As of 1 January 2021, Brexit put an end to the free movement of persons between the EU and the United Kingdom. If you are in a cross-border situation involving the EU and the UK, you certainly have many questions, especially on your residence and working rights. Here is a quick recap of the impact of Brexit depending on your situation.
- I am an EU citizen legally residing in the UK before 1 January 2021 and still living there
The Withdrawal Agreement protects your right to remain or work, ensures non-discrimination, and protects your social security rights. You need to apply to the EU Settlement Scheme to stay in the UK.
- I am a UK national legally residing in the EU27 before 1 January 2021 and still living there
The Withdrawal Agreement protects your right to remain or work, ensures non-discrimination, and protects your social security rights. You may need to apply for a new residence status in the EU country where you are living.
- I am an EU citizens arriving to the UK after 31 December 2020
To visit, study or work in the UK you need to comply with the UK’s existing immigration legislation applicable to all third country nationals. Find out if you need a visa on the UK government website.
- I am a UK national arriving in the EU after 31 December 2020
To visit, study or work in the EU, you need to comply with the EU and national rules on migration from third countries. Among other things, you will need a work permit.
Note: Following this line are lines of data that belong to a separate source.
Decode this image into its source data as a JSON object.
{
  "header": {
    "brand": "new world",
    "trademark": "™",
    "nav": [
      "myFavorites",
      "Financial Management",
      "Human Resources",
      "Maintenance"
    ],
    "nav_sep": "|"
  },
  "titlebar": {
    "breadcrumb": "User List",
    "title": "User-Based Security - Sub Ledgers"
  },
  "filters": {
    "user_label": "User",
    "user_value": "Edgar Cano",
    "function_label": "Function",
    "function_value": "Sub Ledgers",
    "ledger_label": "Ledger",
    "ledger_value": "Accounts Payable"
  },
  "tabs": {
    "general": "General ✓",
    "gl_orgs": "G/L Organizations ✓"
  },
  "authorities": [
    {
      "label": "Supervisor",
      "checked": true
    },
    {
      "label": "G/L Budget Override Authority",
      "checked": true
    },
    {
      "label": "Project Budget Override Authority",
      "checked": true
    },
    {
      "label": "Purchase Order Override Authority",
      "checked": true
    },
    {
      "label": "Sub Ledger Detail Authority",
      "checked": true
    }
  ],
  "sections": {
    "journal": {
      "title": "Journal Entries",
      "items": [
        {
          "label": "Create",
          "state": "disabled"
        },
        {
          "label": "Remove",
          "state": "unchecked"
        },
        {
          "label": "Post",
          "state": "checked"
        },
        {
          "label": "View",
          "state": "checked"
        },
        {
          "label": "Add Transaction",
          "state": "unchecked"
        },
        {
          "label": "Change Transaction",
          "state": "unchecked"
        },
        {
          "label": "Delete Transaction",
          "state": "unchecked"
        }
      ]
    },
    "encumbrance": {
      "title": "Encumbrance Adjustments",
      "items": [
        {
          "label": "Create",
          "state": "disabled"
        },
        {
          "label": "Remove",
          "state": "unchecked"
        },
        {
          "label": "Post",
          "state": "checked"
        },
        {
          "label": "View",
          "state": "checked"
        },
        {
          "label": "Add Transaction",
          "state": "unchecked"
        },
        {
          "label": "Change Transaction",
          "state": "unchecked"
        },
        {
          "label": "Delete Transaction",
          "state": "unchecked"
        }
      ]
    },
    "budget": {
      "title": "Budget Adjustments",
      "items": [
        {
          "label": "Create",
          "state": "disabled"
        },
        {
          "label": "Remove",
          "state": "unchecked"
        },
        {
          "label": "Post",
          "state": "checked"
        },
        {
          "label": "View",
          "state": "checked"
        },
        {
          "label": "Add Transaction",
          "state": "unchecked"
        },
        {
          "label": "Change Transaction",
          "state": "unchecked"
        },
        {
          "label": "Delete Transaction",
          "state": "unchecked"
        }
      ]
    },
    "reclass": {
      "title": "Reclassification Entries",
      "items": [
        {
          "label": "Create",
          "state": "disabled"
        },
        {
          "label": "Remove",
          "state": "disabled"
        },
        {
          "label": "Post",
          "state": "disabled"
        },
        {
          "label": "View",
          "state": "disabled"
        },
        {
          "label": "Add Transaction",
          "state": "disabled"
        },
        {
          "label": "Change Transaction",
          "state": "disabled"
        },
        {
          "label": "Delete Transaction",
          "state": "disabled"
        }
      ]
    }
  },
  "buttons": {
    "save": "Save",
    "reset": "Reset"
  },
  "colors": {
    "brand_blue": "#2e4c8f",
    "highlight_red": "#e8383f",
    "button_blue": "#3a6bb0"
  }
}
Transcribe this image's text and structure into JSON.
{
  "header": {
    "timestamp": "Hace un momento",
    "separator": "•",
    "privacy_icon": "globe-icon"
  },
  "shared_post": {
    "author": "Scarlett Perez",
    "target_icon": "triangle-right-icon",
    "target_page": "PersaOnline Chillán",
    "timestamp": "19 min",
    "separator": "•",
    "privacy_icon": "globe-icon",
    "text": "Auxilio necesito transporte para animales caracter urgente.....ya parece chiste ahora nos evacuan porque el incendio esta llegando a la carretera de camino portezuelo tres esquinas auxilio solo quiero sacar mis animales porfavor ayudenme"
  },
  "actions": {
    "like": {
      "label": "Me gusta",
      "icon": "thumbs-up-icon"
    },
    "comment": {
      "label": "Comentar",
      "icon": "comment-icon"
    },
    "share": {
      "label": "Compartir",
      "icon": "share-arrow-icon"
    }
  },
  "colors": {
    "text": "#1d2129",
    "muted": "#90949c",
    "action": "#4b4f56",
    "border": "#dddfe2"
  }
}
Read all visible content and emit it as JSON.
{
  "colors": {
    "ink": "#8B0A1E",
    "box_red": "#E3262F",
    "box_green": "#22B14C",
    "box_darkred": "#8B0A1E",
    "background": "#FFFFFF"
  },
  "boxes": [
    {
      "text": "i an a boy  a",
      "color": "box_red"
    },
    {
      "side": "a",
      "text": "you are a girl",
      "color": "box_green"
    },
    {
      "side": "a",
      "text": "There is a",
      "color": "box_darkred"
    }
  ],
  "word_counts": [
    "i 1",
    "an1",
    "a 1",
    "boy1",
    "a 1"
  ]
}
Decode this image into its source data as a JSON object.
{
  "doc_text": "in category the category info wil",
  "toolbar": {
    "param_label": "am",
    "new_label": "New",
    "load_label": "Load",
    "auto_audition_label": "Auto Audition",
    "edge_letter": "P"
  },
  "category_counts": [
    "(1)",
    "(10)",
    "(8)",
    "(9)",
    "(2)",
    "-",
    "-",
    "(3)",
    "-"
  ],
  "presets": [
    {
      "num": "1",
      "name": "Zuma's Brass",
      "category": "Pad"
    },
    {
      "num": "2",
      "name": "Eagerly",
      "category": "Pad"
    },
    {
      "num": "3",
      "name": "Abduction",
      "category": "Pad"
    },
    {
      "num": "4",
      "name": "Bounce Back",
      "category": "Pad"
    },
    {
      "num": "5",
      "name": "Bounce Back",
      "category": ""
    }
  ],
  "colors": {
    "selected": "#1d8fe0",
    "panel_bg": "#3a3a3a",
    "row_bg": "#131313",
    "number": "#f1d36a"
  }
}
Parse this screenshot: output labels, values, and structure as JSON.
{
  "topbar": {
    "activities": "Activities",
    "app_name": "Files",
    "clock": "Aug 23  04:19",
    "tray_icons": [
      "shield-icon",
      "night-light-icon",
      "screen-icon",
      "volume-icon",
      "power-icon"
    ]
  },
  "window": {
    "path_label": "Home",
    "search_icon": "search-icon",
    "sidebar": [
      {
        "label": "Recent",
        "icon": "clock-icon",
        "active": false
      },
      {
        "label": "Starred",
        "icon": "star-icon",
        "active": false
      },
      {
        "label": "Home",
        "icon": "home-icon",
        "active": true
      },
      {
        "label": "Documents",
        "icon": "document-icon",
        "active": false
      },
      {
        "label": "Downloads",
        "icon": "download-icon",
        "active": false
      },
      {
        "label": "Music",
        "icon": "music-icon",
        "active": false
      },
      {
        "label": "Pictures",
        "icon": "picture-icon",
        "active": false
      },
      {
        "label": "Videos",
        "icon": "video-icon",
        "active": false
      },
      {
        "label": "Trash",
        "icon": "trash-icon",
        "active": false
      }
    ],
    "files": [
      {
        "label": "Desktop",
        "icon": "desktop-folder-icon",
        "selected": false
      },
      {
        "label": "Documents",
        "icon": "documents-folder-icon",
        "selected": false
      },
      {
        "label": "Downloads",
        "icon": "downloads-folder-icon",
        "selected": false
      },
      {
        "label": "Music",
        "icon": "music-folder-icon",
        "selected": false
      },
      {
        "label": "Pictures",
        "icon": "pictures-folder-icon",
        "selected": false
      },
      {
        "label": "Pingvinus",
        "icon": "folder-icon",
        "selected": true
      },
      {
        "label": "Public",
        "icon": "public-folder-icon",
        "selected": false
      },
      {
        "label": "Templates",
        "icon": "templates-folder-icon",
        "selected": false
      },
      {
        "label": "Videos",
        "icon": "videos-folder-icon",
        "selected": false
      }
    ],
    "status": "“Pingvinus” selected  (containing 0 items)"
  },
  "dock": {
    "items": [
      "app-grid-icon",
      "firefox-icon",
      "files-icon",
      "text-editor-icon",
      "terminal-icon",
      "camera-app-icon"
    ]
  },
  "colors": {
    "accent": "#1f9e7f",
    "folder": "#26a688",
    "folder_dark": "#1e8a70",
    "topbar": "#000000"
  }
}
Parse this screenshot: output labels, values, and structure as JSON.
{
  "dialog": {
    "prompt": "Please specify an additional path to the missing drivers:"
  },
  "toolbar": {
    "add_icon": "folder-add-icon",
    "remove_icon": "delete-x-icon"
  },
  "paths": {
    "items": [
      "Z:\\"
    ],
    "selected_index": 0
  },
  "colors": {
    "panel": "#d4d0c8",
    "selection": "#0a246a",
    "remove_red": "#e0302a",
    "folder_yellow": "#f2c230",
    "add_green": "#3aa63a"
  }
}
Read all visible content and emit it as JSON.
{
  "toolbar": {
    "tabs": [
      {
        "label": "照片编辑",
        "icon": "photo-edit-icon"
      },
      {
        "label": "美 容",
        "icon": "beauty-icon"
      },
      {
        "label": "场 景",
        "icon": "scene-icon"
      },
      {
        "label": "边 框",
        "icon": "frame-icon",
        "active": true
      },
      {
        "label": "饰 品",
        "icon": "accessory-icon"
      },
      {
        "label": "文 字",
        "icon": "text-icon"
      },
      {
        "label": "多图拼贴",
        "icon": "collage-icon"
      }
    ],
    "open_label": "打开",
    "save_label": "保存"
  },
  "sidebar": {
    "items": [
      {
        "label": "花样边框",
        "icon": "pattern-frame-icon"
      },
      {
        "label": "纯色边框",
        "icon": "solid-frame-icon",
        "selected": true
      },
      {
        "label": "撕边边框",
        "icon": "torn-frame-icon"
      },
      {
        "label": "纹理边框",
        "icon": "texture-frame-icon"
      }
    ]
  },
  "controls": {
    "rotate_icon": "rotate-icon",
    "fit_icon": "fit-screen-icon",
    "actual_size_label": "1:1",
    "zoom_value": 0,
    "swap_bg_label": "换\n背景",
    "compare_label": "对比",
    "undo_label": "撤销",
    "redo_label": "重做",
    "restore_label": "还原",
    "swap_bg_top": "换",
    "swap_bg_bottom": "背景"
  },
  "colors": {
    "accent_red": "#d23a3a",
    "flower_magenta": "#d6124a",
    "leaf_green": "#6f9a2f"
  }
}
Find more information on the EU immigration portal.
- I was a frontier worker before 1 January 2021 and continue being one
The Withdrawal Agreement protects your rights in the countries where you work.
EU citizens who work in the UK but do not reside there can still enter the UK with their passport or national identity card. As from 1 July 2021, you will need a Frontier Worker permit (except Irish citizens).
UK nationals who work in the EU but do not reside there have the right to obtain a frontier worker document recognising their rights. Some EU countries require applying for a frontier worker document.
- I am a posted worker
The Agreement does not include rules for the posting of UK workers in the EU, or vice-versa. This means that, for example, a worker sent by the UK to the EU to work will have to pay social security contributions in the EU Member State and will be subject to the legislation of that country, unless the EU country decides to continue the posting system as it exists now.